How do I convert python time.gmtime() to MongoDB Date

Question

I need to convert the time returned by gmtime() to a readable string. As a mistake, I populated huge data in mongo and stored date as a string. After the discussion in my previous question I am just doing a regex match to get the relevant data from mongo. The problem now is to convert gmtime which is say:

time.struct_time(tm_year=2015, tm_mon=10, tm_mday=9, tm_hour=9, tm_min=49, tm_sec=31, tm_wday=4, tm_yday=282, tm_isdst=0)

to this:

Tue 27 Jan 2015

This is the string format that is stored in mongo

{
    "startTime" : "Sun 25 Jan 2015 07:14:26 GMT",
    "endTime" : "",
    "jobStatus" : "JOBCANCELLED",
    "uiState" : "HISTORY",
    "priority" : "SILVER"
}

Dumb way to make Mongo query work:

db.getCollection('jobsCollection').find({"startTime":{$regex: "Tue 27 Jan 2015.*"}})

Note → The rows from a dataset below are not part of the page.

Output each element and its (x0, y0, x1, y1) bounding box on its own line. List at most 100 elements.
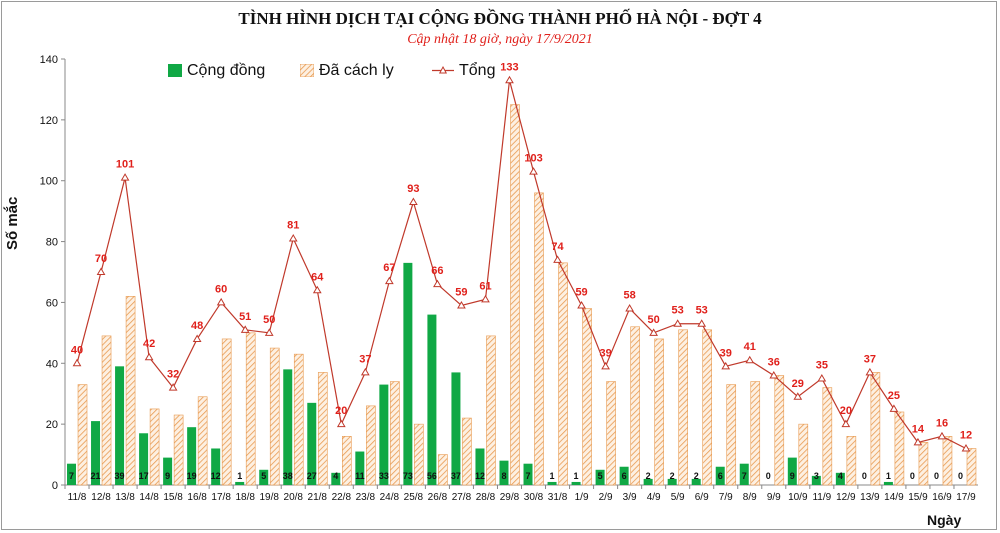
x-tick-label: 12/8 (91, 492, 111, 503)
bar-cong-dong (595, 469, 605, 485)
data-label-tong: 14 (912, 423, 925, 435)
bar-da-cach-ly (726, 384, 737, 486)
bar-da-cach-ly (846, 436, 857, 486)
data-label-cong-dong: 0 (934, 471, 939, 481)
y-tick-label: 0 (52, 480, 58, 492)
data-label-tong: 39 (599, 347, 611, 359)
bar-cong-dong (787, 457, 797, 485)
x-tick-label: 25/8 (404, 492, 424, 503)
point-tong (72, 358, 82, 367)
x-tick-label: 13/9 (860, 492, 880, 503)
x-tick-label: 3/9 (623, 492, 637, 503)
x-axis-label: Ngày (927, 512, 962, 528)
point-tong (769, 370, 779, 379)
data-label-cong-dong: 3 (814, 471, 819, 481)
data-label-tong: 12 (960, 429, 972, 441)
data-label-cong-dong: 1 (237, 471, 242, 481)
data-label-cong-dong: 0 (862, 471, 867, 481)
y-tick-label: 140 (40, 54, 58, 66)
data-label-tong: 50 (263, 314, 275, 326)
y-tick-label: 60 (46, 297, 58, 309)
x-tick-label: 16/8 (187, 492, 207, 503)
point-tong (577, 300, 586, 309)
data-label-cong-dong: 4 (333, 471, 338, 481)
data-label-cong-dong: 12 (211, 471, 221, 481)
data-label-cong-dong: 6 (718, 471, 723, 481)
bar-cong-dong (355, 451, 365, 485)
bar-da-cach-ly (534, 192, 544, 486)
bar-cong-dong (739, 463, 749, 485)
data-label-cong-dong: 2 (694, 471, 699, 481)
x-tick-label: 20/8 (284, 492, 304, 503)
bar-cong-dong (331, 472, 341, 485)
point-tong (168, 383, 178, 391)
x-tick-label: 16/9 (932, 492, 952, 503)
data-label-cong-dong: 5 (261, 471, 266, 481)
bar-da-cach-ly (486, 335, 496, 486)
bar-da-cach-ly (366, 405, 376, 486)
y-tick-label: 40 (46, 358, 58, 370)
data-label-cong-dong: 7 (742, 471, 747, 481)
data-label-tong: 51 (239, 311, 251, 323)
point-tong (865, 367, 875, 376)
data-label-tong: 36 (768, 356, 780, 368)
point-tong (889, 404, 899, 412)
data-label-tong: 50 (648, 314, 660, 326)
data-label-tong: 61 (479, 280, 491, 292)
x-tick-label: 27/8 (452, 492, 472, 503)
bar-da-cach-ly (293, 353, 304, 486)
bar-cong-dong (811, 475, 821, 485)
data-label-cong-dong: 9 (165, 471, 170, 481)
data-label-tong: 70 (95, 253, 107, 265)
bar-cong-dong (379, 384, 389, 485)
data-label-tong: 35 (816, 360, 828, 372)
data-label-tong: 60 (215, 283, 227, 295)
bar-da-cach-ly (197, 396, 208, 486)
data-label-tong: 59 (455, 286, 467, 298)
bar-cong-dong (547, 481, 557, 485)
data-label-tong: 20 (840, 405, 852, 417)
data-label-tong: 53 (672, 305, 684, 317)
bar-cong-dong (667, 478, 677, 485)
point-tong (553, 255, 562, 263)
data-label-tong: 37 (359, 353, 371, 365)
data-label-cong-dong: 56 (427, 471, 437, 481)
data-label-tong: 20 (335, 405, 347, 417)
point-tong (721, 361, 731, 370)
data-label-tong: 16 (936, 417, 948, 429)
legend-label-cong-dong: Cộng đồng (187, 62, 266, 79)
x-tick-label: 24/8 (380, 492, 400, 503)
data-label-cong-dong: 12 (475, 471, 485, 481)
data-label-cong-dong: 38 (283, 471, 293, 481)
data-label-cong-dong: 19 (187, 471, 197, 481)
line-tong (76, 80, 967, 450)
point-tong (360, 367, 370, 376)
point-tong (505, 75, 514, 84)
legend-item-da-cach-ly: Đã cách ly (300, 62, 394, 80)
data-label-tong: 133 (500, 61, 518, 73)
bar-da-cach-ly (630, 326, 640, 486)
point-tong (673, 319, 683, 327)
x-tick-label: 15/8 (163, 492, 183, 503)
point-tong (240, 325, 250, 333)
data-label-cong-dong: 33 (379, 471, 389, 481)
bar-cong-dong (235, 481, 245, 485)
x-tick-label: 14/8 (139, 492, 159, 503)
data-label-cong-dong: 0 (766, 471, 771, 481)
data-label-cong-dong: 17 (139, 471, 149, 481)
x-tick-label: 11/8 (68, 492, 87, 503)
x-tick-label: 30/8 (524, 492, 544, 503)
x-tick-label: 10/9 (788, 492, 808, 503)
legend-item-tong: Tổng (432, 62, 495, 80)
data-label-cong-dong: 8 (501, 471, 506, 481)
data-label-tong: 59 (575, 286, 587, 298)
bar-da-cach-ly (125, 296, 136, 486)
data-label-tong: 93 (407, 183, 419, 195)
bar-da-cach-ly (750, 381, 761, 486)
y-tick-label: 120 (40, 115, 58, 127)
legend-item-cong-dong: Cộng đồng (168, 62, 265, 80)
point-tong (937, 431, 947, 440)
point-tong (336, 419, 346, 428)
chart-subtitle: Cập nhật 18 giờ, ngày 17/9/2021 (407, 32, 593, 47)
x-tick-label: 17/8 (211, 492, 231, 503)
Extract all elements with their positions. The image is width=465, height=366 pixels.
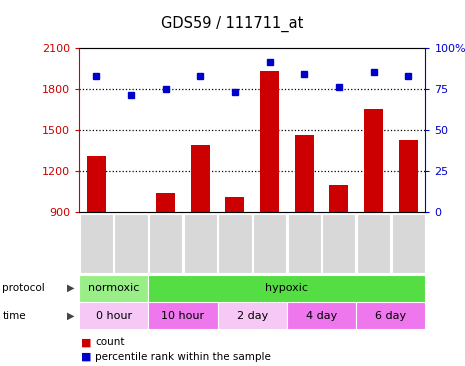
Bar (191, 145, 210, 212)
Text: GDS59 / 111711_at: GDS59 / 111711_at (161, 16, 304, 32)
Text: ■: ■ (81, 337, 92, 347)
Bar (287, 213, 321, 273)
Bar (329, 185, 348, 212)
Bar (260, 71, 279, 212)
Bar (253, 213, 286, 273)
Bar (226, 197, 245, 212)
Text: count: count (95, 337, 125, 347)
Bar (87, 156, 106, 212)
Text: hypoxic: hypoxic (266, 283, 308, 293)
Bar (399, 139, 418, 212)
Text: 0 hour: 0 hour (96, 311, 132, 321)
Bar (80, 213, 113, 273)
Text: ■: ■ (81, 352, 92, 362)
Bar (79, 274, 148, 302)
Bar (322, 213, 356, 273)
Bar (148, 274, 425, 302)
Text: normoxic: normoxic (88, 283, 140, 293)
Bar (184, 213, 217, 273)
Bar (121, 212, 140, 216)
Text: time: time (2, 311, 26, 321)
Bar (114, 213, 148, 273)
Bar (218, 213, 252, 273)
Text: ▶: ▶ (67, 283, 74, 293)
Text: 4 day: 4 day (306, 311, 337, 321)
Bar (287, 302, 356, 329)
Bar (392, 213, 425, 273)
Bar (218, 302, 287, 329)
Bar (295, 135, 314, 212)
Text: protocol: protocol (2, 283, 45, 293)
Text: 2 day: 2 day (237, 311, 268, 321)
Bar (357, 213, 390, 273)
Bar (148, 302, 218, 329)
Text: 10 hour: 10 hour (161, 311, 205, 321)
Bar (79, 302, 148, 329)
Text: ▶: ▶ (67, 311, 74, 321)
Bar (364, 109, 383, 212)
Bar (156, 193, 175, 212)
Text: percentile rank within the sample: percentile rank within the sample (95, 352, 271, 362)
Bar (356, 302, 425, 329)
Text: 6 day: 6 day (375, 311, 406, 321)
Bar (149, 213, 182, 273)
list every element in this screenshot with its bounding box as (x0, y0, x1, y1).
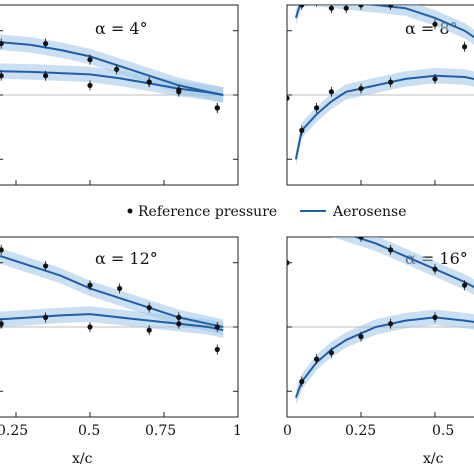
panel-2-band-lower (295, 68, 474, 167)
panel-1-reference-point-lower (146, 79, 152, 85)
panel-1-reference-point-lower (176, 87, 182, 93)
panel-2-reference-point-lower (299, 127, 305, 133)
panel-4-xtick-0.25: 0.25 (345, 423, 376, 439)
legend: Reference pressure Aerosense (127, 204, 406, 220)
panel-2-reference-point-upper (328, 5, 334, 11)
panel-1-reference-point-upper (43, 40, 49, 47)
panel-4-plot (287, 218, 474, 406)
panel-3-reference-point-upper (0, 247, 4, 253)
panel-2-reference-point-lower (287, 95, 290, 101)
panel-3-xtick-0.75: 0.75 (145, 423, 176, 439)
legend-marker-reference (127, 208, 133, 214)
panel-2-band-upper (295, 5, 474, 45)
panel-1-reference-point-lower (87, 82, 93, 88)
panel-3-xtick-0.25: 0.25 (0, 423, 28, 439)
panel-1-reference-point-lower (0, 73, 4, 79)
panel-3-reference-point-lower (43, 314, 49, 320)
panel-4-reference-point-lower (314, 356, 320, 362)
panel-1-reference-point-lower (214, 105, 220, 111)
panel-2-reference-point-upper (299, 5, 305, 8)
legend-label-aerosense: Aerosense (332, 204, 406, 220)
panel-4-reference-point-lower (328, 350, 334, 356)
panel-4-xtick-0: 0 (283, 423, 292, 439)
panel-4-reference-point-upper (358, 237, 364, 240)
panel-2-reference-point-lower (328, 89, 334, 95)
panel-2-reference-point-upper (314, 0, 319, 4)
panel-1-aerosense-lower (0, 70, 224, 96)
panel-3-reference-point-upper (146, 305, 152, 311)
panel-4-aerosense-upper (352, 237, 474, 289)
panel-1-reference-point-upper (114, 66, 120, 72)
panel-3-reference-point-upper (87, 282, 93, 288)
panel-4-band-upper (332, 237, 474, 295)
panel-4-reference-point-lower (432, 314, 438, 320)
panel-3-reference-point-lower (0, 321, 4, 327)
panel-4-reference-point-upper (462, 282, 468, 288)
panel-3-xlabel: x/c (72, 451, 93, 467)
panel-4-xtick-0.5: 0.5 (432, 423, 454, 439)
panel-3-reference-point-upper (117, 285, 123, 292)
panel-1-title: α = 4° (95, 19, 148, 38)
panel-2-reference-point-upper (432, 21, 438, 27)
panel-4-reference-point-upper (432, 266, 438, 272)
legend-label-reference: Reference pressure (138, 204, 277, 220)
panel-3-reference-point-lower (176, 321, 182, 327)
panel-2-reference-point-upper (343, 5, 349, 11)
panel-3-reference-point-lower (87, 324, 93, 330)
panel-3-reference-point-upper (214, 324, 220, 330)
panel-2-reference-point-upper (462, 44, 468, 50)
panel-2-reference-point-lower (314, 105, 320, 111)
panel-3-plot (0, 244, 238, 355)
panel-2-plot (287, 0, 474, 167)
panel-2-reference-point-lower (358, 85, 364, 92)
panel-3-reference-point-upper (176, 314, 182, 320)
panel-1-reference-point-upper (0, 40, 4, 47)
panel-1-plot (0, 34, 238, 113)
panel-1-reference-point-upper (87, 57, 93, 63)
panel-4-reference-point-lower (299, 379, 305, 385)
panel-3-xtick-0.5: 0.5 (78, 423, 100, 439)
panel-4-reference-point-upper (344, 228, 349, 233)
panel-3-title: α = 12° (95, 249, 158, 268)
panel-4-reference-point-upper (329, 225, 334, 230)
panel-4-reference-point-upper (314, 218, 319, 223)
panel-2-reference-point-upper (388, 5, 394, 8)
panel-2-aerosense-upper (294, 5, 474, 39)
panel-3-reference-point-lower (146, 327, 152, 333)
panel-3-reference-point-lower (214, 346, 220, 353)
panel-3-band-lower (0, 306, 224, 338)
panel-4-reference-point-upper (388, 247, 394, 253)
panel-3-aerosense-lower (0, 313, 224, 332)
panel-4-reference-point-lower (358, 334, 364, 340)
panel-3-reference-point-upper (43, 263, 49, 269)
panel-3-xtick-1: 1 (233, 423, 242, 439)
panel-1-reference-point-lower (43, 73, 49, 79)
panel-4-reference-point-lower (388, 321, 394, 327)
panel-2-reference-point-lower (388, 79, 394, 85)
panel-2-reference-point-upper (358, 5, 364, 8)
panel-2-reference-point-lower (432, 76, 438, 82)
panel-4-xlabel: x/c (423, 451, 444, 467)
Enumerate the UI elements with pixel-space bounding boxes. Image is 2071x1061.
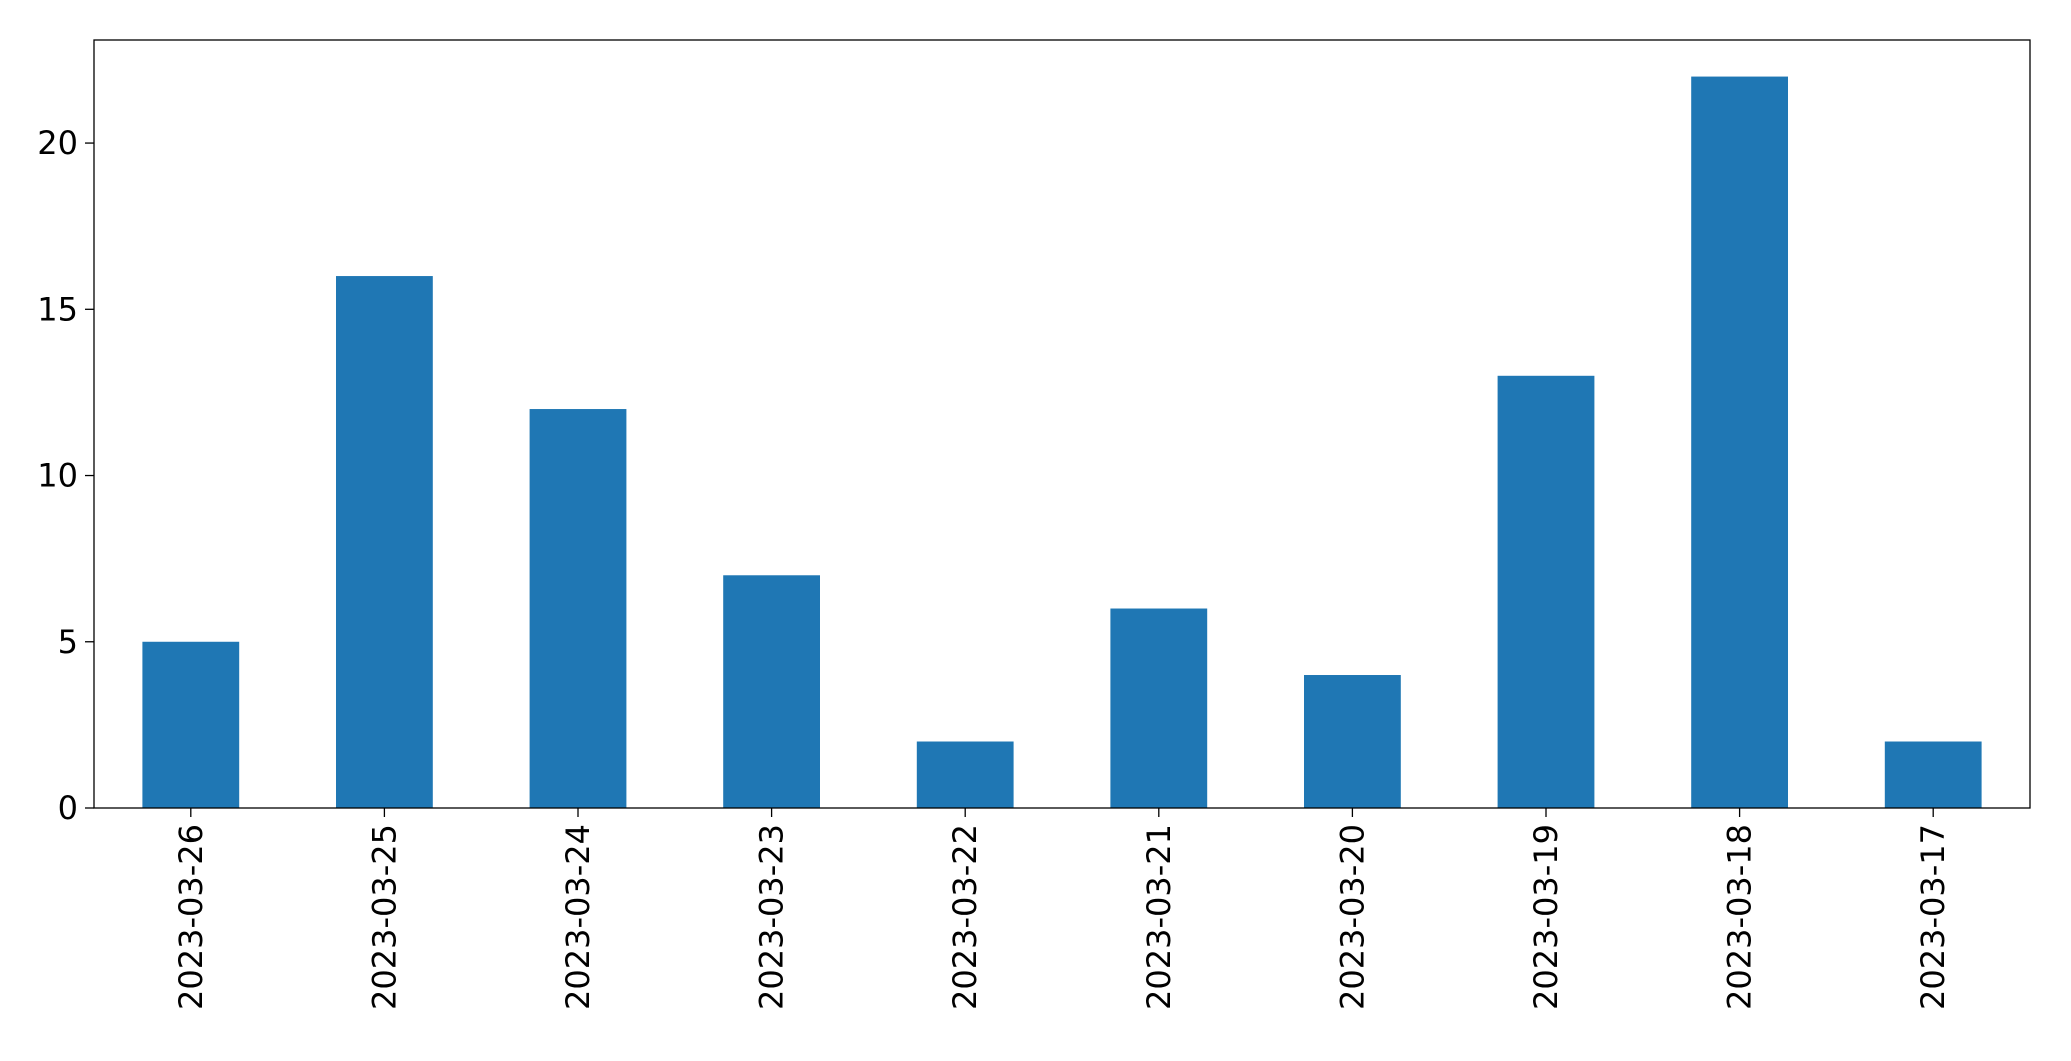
x-tick-label: 2023-03-21	[1140, 824, 1178, 1010]
x-tick-label: 2023-03-22	[946, 824, 984, 1010]
bar	[142, 641, 240, 808]
x-tick-label: 2023-03-19	[1527, 824, 1565, 1010]
y-tick-label: 5	[58, 623, 78, 661]
bar	[336, 276, 433, 808]
bar	[1304, 675, 1401, 808]
y-tick-label: 20	[37, 124, 78, 162]
x-tick-label: 2023-03-18	[1721, 824, 1759, 1010]
bar	[1497, 375, 1595, 808]
y-tick-label: 0	[58, 789, 78, 827]
bar	[1110, 608, 1208, 808]
x-tick-label: 2023-03-26	[172, 824, 210, 1010]
y-tick-label: 10	[37, 457, 78, 495]
bar	[1884, 741, 1982, 808]
bar	[916, 741, 1014, 808]
bar	[1691, 76, 1788, 809]
x-tick-label: 2023-03-24	[559, 824, 597, 1010]
bar	[529, 409, 627, 808]
y-tick-label: 15	[37, 290, 78, 328]
bar	[723, 575, 820, 808]
x-tick-label: 2023-03-17	[1914, 824, 1952, 1010]
plot-frame	[93, 39, 2031, 809]
x-tick-label: 2023-03-20	[1333, 824, 1371, 1010]
x-tick-label: 2023-03-23	[753, 824, 791, 1010]
x-tick-label: 2023-03-25	[365, 824, 403, 1010]
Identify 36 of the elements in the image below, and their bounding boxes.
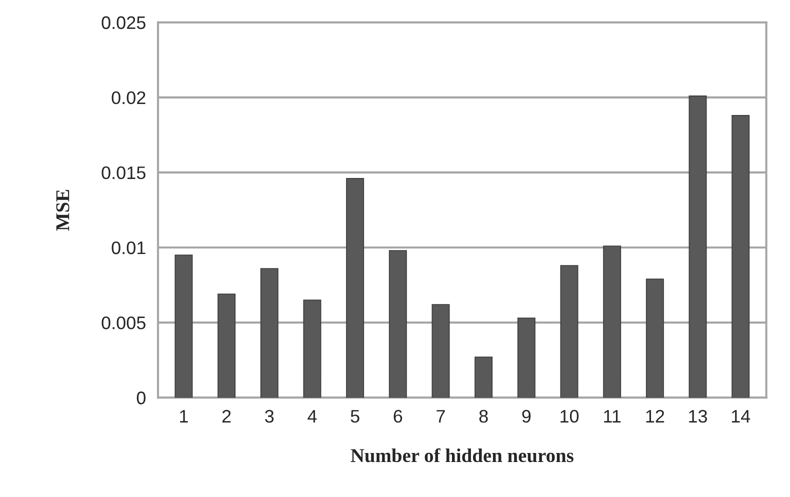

I need to convert the gmtime to the regex attribute shown in the mongo query

Is there any way I can achieve this?

Answer 1

You asked the wrong question and hence got the wrong answers. What you really want to do is convert your current string into a BSON Date.

Yep just do it in the shell as it's a lot more simple to write that way, and it's a "one off" process, so why write a longer program?:

var bulk = db.jobsCollection.initializeOrderedBulkOp(),
    count = 0;

db.jobsCollection.find({ "startTime": { "$type": 2 } }).forEach(function(doc) {
    bulk.find({ "_id": doc._id }).updateOne({
        "$set": { "startTime": new Date(doc.startTime) }
    });
    count++;

    if ( count % 1000 == 0 ) {
        bulk.execute();
        bulk = db.jobsCollection.initializeOrderedBukOp();
    }
});

if ( count % 1000 != 0 )
    bulk.execute();

And that will convert each string into a BSON Date type in the most efficient and safe way possible.

Answer 2

import time
print time.gmtime(123456)
print time.strftime("%A %d-%b-%Y", time.gmtime(time.time()))
>>>Friday 09-Oct-2015

Answer 3

strftime function should do the trick for you.